Aún
no sé por qué los preparativos de los festejos y contra festejos del quinto centenario
de la llegada de los europeos a América, en 1992, traen a mi mente recuerdos de
mi barrio, y cómo un evento de alto contenido político, económico y cultural
global, como fue la llegada de Colón a
América pude relacionarlo con lo sucedido a nivel local, corriendo el año 1982.
Son quizá las singularidades de nuestra mente.
Borocotom… ¡Boro…cotom…
chas… chas!
Desde cerca del Sandú,
(afluente del Tacuarembó Chico, sobre el cual se fundó la Villa de San
Fructuoso y luego la ciudad de Tacuarembó), llegan los repiques de los tambores, y un leve
rumor - que se va acentuando cada vez más - de voces aguardentosas que ensayan
una canción. Todo el barrio oye esos sonidos, los disfruta y hasta son parte de
su cotidianidad.
Las carnestolendas se
aproximan y los negros Rivero honrando a Baco se aprovisionan para ensayar. Sus
vidas es un carnaval. Porque ¿qué otra
cosa es el carnaval sino la mascarada de alegría, regocijo y algazara que
oculta la tristeza y amargura de la pobreza, frustraciones o búsqueda de otras
oportunidades?
Y en realidad
ensayan todo el año, porque sus actuaciones son permanentes, condimentadas por
un buen tinto que nunca falta.
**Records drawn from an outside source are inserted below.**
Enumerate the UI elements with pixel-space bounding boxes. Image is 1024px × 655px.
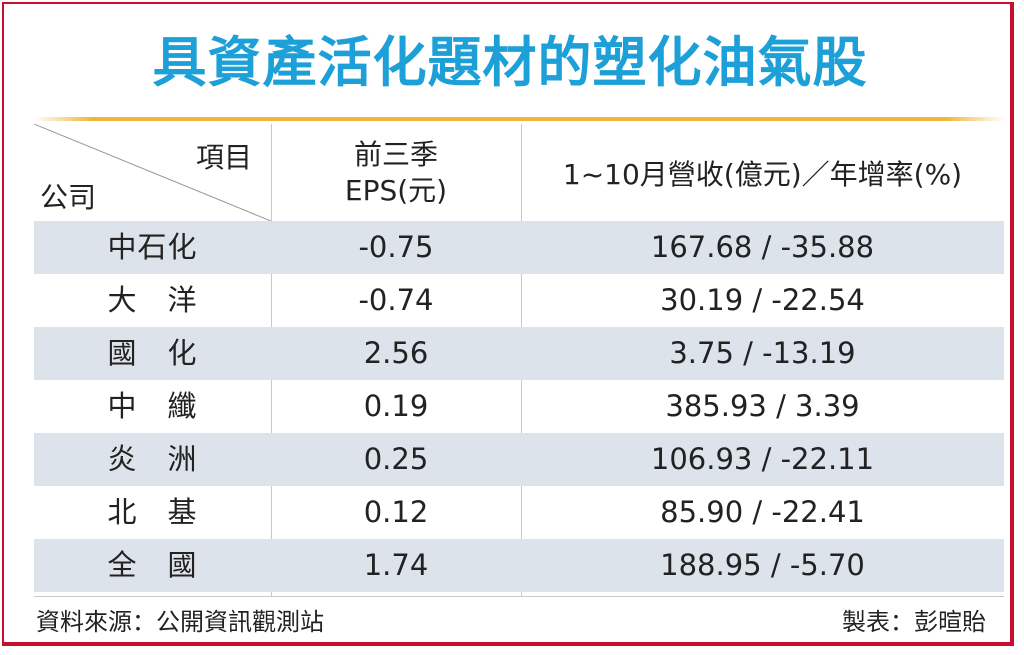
source-note: 資料來源：公開資訊觀測站	[36, 608, 324, 636]
eps-cell: -0.75	[358, 230, 434, 264]
company-cell: 中石化	[107, 230, 198, 264]
eps-cell: -0.74	[358, 283, 434, 317]
header-corner-cell: 項目 公司	[34, 124, 271, 221]
table-row: 中石化 -0.75 167.68 / -35.88	[34, 221, 1004, 274]
header-eps: 前三季 EPS(元)	[271, 124, 521, 221]
graphic-frame: 具資產活化題材的塑化油氣股 項目 公司 前三季 EPS(元) 1~10月營收(億…	[2, 2, 1014, 646]
header-item-label: 項目	[196, 141, 253, 174]
eps-cell: 2.56	[363, 336, 429, 370]
title-underline	[34, 117, 1004, 121]
table-row: 大 洋 -0.74 30.19 / -22.54	[34, 274, 1004, 327]
table-row: 全 國 1.74 188.95 / -5.70	[34, 539, 1004, 592]
table-row: 國 化 2.56 3.75 / -13.19	[34, 327, 1004, 380]
revenue-cell: 167.68 / -35.88	[650, 230, 875, 264]
revenue-cell: 85.90 / -22.41	[660, 495, 865, 529]
company-cell: 大 洋	[107, 283, 198, 317]
eps-cell: 0.25	[363, 442, 429, 476]
eps-cell: 1.74	[363, 548, 429, 582]
header-eps-line1: 前三季	[353, 137, 438, 171]
revenue-cell: 385.93 / 3.39	[665, 389, 860, 423]
author-credit: 製表：彭暄貽	[842, 608, 986, 636]
header-company-label: 公司	[40, 181, 97, 214]
company-cell: 炎 洲	[107, 442, 198, 476]
diagonal-divider	[34, 124, 271, 221]
table-header: 項目 公司 前三季 EPS(元) 1~10月營收(億元)／年增率(%)	[34, 124, 1004, 222]
revenue-cell: 106.93 / -22.11	[650, 442, 875, 476]
header-revenue: 1~10月營收(億元)／年增率(%)	[562, 157, 963, 191]
table-row: 北 基 0.12 85.90 / -22.41	[34, 486, 1004, 539]
page-title: 具資產活化題材的塑化油氣股	[152, 31, 868, 94]
company-cell: 國 化	[107, 336, 198, 370]
company-cell: 北 基	[107, 495, 198, 529]
revenue-cell: 188.95 / -5.70	[660, 548, 865, 582]
revenue-cell: 30.19 / -22.54	[660, 283, 865, 317]
table-row: 中 纖 0.19 385.93 / 3.39	[34, 380, 1004, 433]
revenue-cell: 3.75 / -13.19	[669, 336, 856, 370]
header-eps-line2: EPS(元)	[344, 173, 448, 207]
table-row: 炎 洲 0.25 106.93 / -22.11	[34, 433, 1004, 486]
table-body: 中石化 -0.75 167.68 / -35.88 大 洋 -0.74 30.1…	[34, 221, 1004, 592]
company-cell: 全 國	[107, 548, 198, 582]
company-cell: 中 纖	[107, 389, 198, 423]
table-bottom-rule	[34, 596, 1004, 597]
eps-cell: 0.19	[363, 389, 429, 423]
eps-cell: 0.12	[363, 495, 429, 529]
Y ellas responden a las críticas del gobernante
nacional o local de turno. No forman una murga, tal vez tampoco una comparsa,
es un “algo” intermedio, donde declaman, acentuando virtudes y defectos de la
sociedad actual y sus protagonistas.
El “pedo” - porque ni embriaguez, borrachera ni
alcoholismo pueden ilustrar mejor el estado en que se encontraban los miembros
de la familia y que a diario retocaban - suele ser muy respetado, porque no
llega al agravio ni a la violencia hacia las personas. El ejercicio de la
parodia del cuerpo gobernante local que
practican cada día es de una sublime
admiración y de una creatividad secretamente envidiada.
La gente no les
teme, ni les rehúye, sino que festeja con mucho sentido del humor las
ocurrentes opiniones, que a viva voz y acompañados por tambores, a veces con
latas y otras con un acordeón, realizan en alguna esquina cercana. En ocasiones
realizan asaltos o serenatas en alguna casa del barrio.
En oportunidad del
anuncio de la llegada del dictador de turno: Aparicio Méndez, a la ciudad de
Tacuarembó en 1982, se construyó un
montículo de tierra tapizado con césped, en la plazoleta frente a la casa de
los Rivero. Su objetivo era ocultar desde la ruta de entrada a la ciudad, la humilde casa que podía deslucir la visión
del conquistador capitalino.
Sobre ese
montículo se erigió la estatua del fundador de la ciudad: Bernabé Rivera, que
se inauguraría con la llegada del dictador.
Ignorantes de los
acontecimientos internacionales cuyo impacto pasado pudo ser origen de su ascendencia y
naturaleza de su situación actual, observan con estupor el verde montículo
construido frente a sus casas; y encima de él, cómo un petiso muñeco vestido de
soldado colonial, de bronce, se erige, empuñando una espada en una actitud ridículamente
desafiante.
Pocos
días después, la comitiva oficial del conquistador de turno,
hacía su entrada triunfal por la Avenida Victorino Pereyra, deteniéndose
en la Plaza para inaugurar el monumento de su fundador. Ni aún el temor de esos
oscuros días hizo que las huestes montevideanas fueran numerosas ni que los
invadidos oriundos acompañaran tal acontecimiento.
Pero lo paradojal es
que poco tiempo después de la inauguración del monumento, que recordaba el
sesquicentenario fundacional de la ciudad, los Rivero conquistaron y
colonizaron ese pedazo de tierra que pretendió extender un manto de olvido
sobre la realidad habitacional de los parodistas locales.
Y a partir de
ese día, en la cima del mismo, Bernabé Rivera consta con una guardia de
honor permanente, tan autóctona como
cualquier uruguayo, que sólo es interrumpida o abandonada por momentos, para aprovisionarse de un poco más de tinto
que amenice las siestas y declamaciones de los Rivero.